Leo arbeitet seit kurzem als Triebfahrzeugführer in einem Nahverkehrsunternehmen. Vorher arbeitete er in einem Lebensmittelladen. Wir trafen uns, um über seine Arbeitswelt zu sprechen. Ein heikles Thema, denn viele Arbeitsverträge verbieten über bestimmte Details zu reden. Gerade über Begriffe wie Mitsprache und Mitgestaltung.

Geschwindigkeit

Viele Gründe sprechen dafür, dass derjenige, der den Lohn bezahlt bestimmt wie gearbeitet wird. « Das ist aber bei jedem Dienstleister der Kunde. » Deshalb ist ein Großteil der heutigen Arbeitsmarktsituation unbewusst vom Kunden verursacht. « Jeder hat es immer eilig. Die meisten wollen viel Ware und Dienstleistung für möglichst wenig Geld. » Durch das Internet und die höhere Mobilität, entsteht ein Druck im Dienstleistungsbetrieb und Handel. « Alle sagen, beim Aldi und im Internet ist es billiger. »
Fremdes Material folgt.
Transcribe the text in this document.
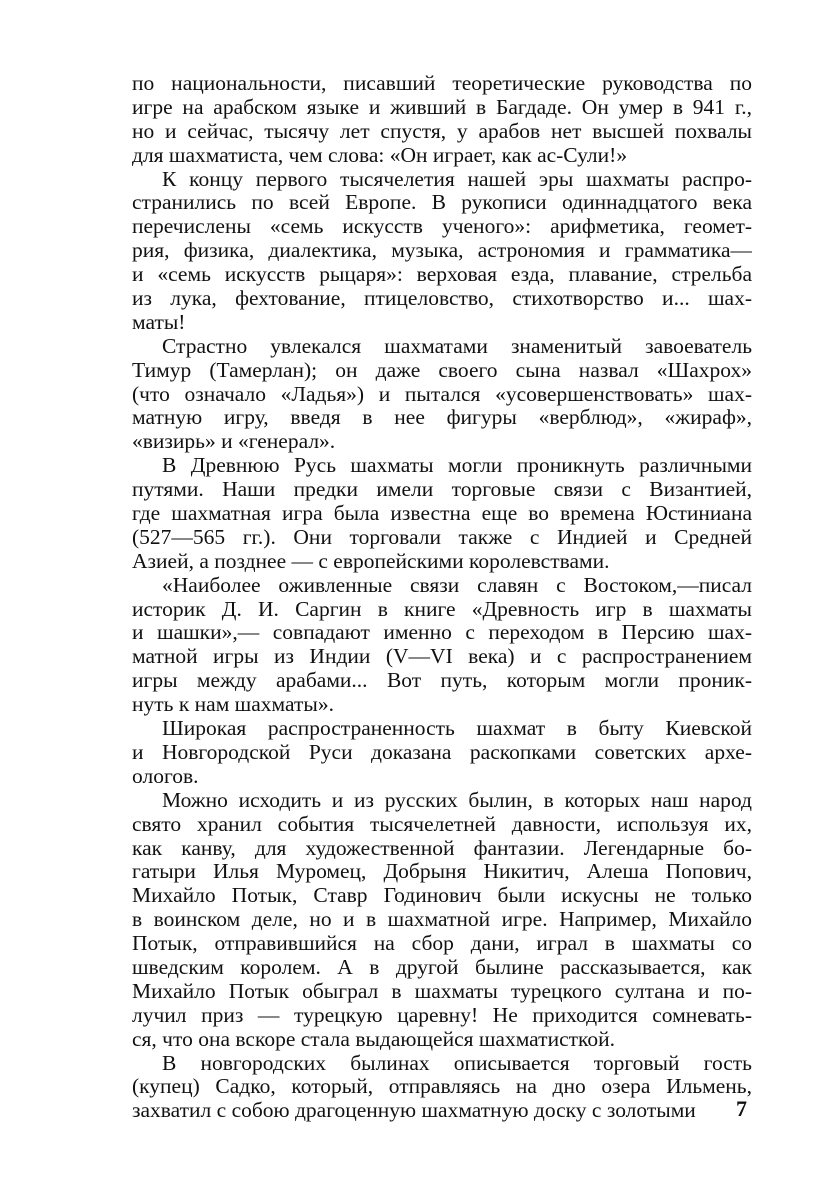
по национальности, писавший теоретические руководства по
игре на арабском языке и живший в Багдаде. Он умер в 941 г.,
но и сейчас, тысячу лет спустя, у арабов нет высшей похвалы
для шахматиста, чем слова: «Он играет, как ас-Сули!»
К концу первого тысячелетия нашей эры шахматы распро-
странились по всей Европе. В рукописи одиннадцатого века
перечислены «семь искусств ученого»: арифметика, геомет-
рия, физика, диалектика, музыка, астрономия и грамматика—
и «семь искусств рыцаря»: верховая езда, плавание, стрельба
из лука, фехтование, птицеловство, стихотворство и... шах-
маты!
Страстно увлекался шахматами знаменитый завоеватель
Тимур (Тамерлан); он даже своего сына назвал «Шахрох»
(что означало «Ладья») и пытался «усовершенствовать» шах-
матную игру, введя в нее фигуры «верблюд», «жираф»,
«визирь» и «генерал».
В Древнюю Русь шахматы могли проникнуть различными
путями. Наши предки имели торговые связи с Византией,
где шахматная игра была известна еще во времена Юстиниана
(527—565 гг.). Они торговали также с Индией и Средней
Азией, а позднее — с европейскими королевствами.
«Наиболее оживленные связи славян с Востоком,—писал
историк Д. И. Саргин в книге «Древность игр в шахматы
и шашки»,— совпадают именно с переходом в Персию шах-
матной игры из Индии (V—VI века) и с распространением
игры между арабами... Вот путь, которым могли проник-
нуть к нам шахматы».
Широкая распространенность шахмат в быту Киевской
и Новгородской Руси доказана раскопками советских архе-
ологов.
Можно исходить и из русских былин, в которых наш народ
свято хранил события тысячелетней давности, используя их,
как канву, для художественной фантазии. Легендарные бо-
гатыри Илья Муромец, Добрыня Никитич, Алеша Попович,
Михайло Потык, Ставр Годинович были искусны не только
в воинском деле, но и в шахматной игре. Например, Михайло
Потык, отправившийся на сбор дани, играл в шахматы со
шведским королем. А в другой былине рассказывается, как
Михайло Потык обыграл в шахматы турецкого султана и по-
лучил приз — турецкую царевну! Не приходится сомневать-
ся, что она вскоре стала выдающейся шахматисткой.
В новгородских былинах описывается торговый гость
(купец) Садко, который, отправляясь на дно озера Ильмень,
захватил с собою драгоценную шахматную доску с золотыми	7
Dass der Kunde handelt, kommt nicht vor. Es stimmt nicht, wie im Fernsehen berichtet wird, dass der Kunde sich den Preis vom Internet ausdruckt oder mit dem Aldiprospekt in den Laden kommt; um eine Preisreduzierung von 2 Euro zu erhandeln. „Der Kunde bestimmt aber indirekt die Preise, indem er bestimmte Läden mit höheren Preisen und schlechtem Service, nicht mehr besucht.“

Es gibt einen Unterschied zwischen einem Discounter(Aldi) und einem Vollsortimenter. Ein Vollsortimenter ist ein Lebensmittelgeschäft, das in verschiedenen Preisklassen Lebensmittel und andere Produkte (Drogeriewaren und Haushaltsartikel) anbietet. Leo vergleicht den Discounter mit einer Massentierhaltung. „Der Kunde und der Mitarbeiter sind auf Geschwindigkeit angelegt“. Impulskäufe sind erwünscht und der Mitarbeiter hat gewisse Zeitvorgaben, wie viel eine bestimme Menge an Ware zum Einräumen dauern darf.

Leo verurteilt aufs Schärfste das Schimpfen über den Kundenservice, wenn wenig Mitarbeiter vorhanden sind. Einerseits möchte der Kunde nicht den Mitarbeiter bezahlen, indem er einen höheren Preis für das Lebensmittel bezahlt. „Andererseits darf der Kunde sich nicht beschweren, dass es mehr kostet. Dafür gibt es mehr Auswahl, Service und ein gehobenes Einkaufsflair.“

Lebensstandard

Leo ist in den Einzelhandel gekommen, dadurch dass er einen Teil seines Führerscheins selber bezahlen musste. Er findet es auch pädagogisch richtig, dass Kinder und Jugendliche nicht alles bezahlt bekommen, und suchte sich einen Job. „Ich bin mit siebzehn in einem Supermarkt an der Kasse hängengeblieben“. Mit dem Führerschein kam das erste Auto, das kostete auch wieder Geld. „So bin ich im Supermarkt an der Kasse geblieben“, weil das Geld irgendwo herkommen musste.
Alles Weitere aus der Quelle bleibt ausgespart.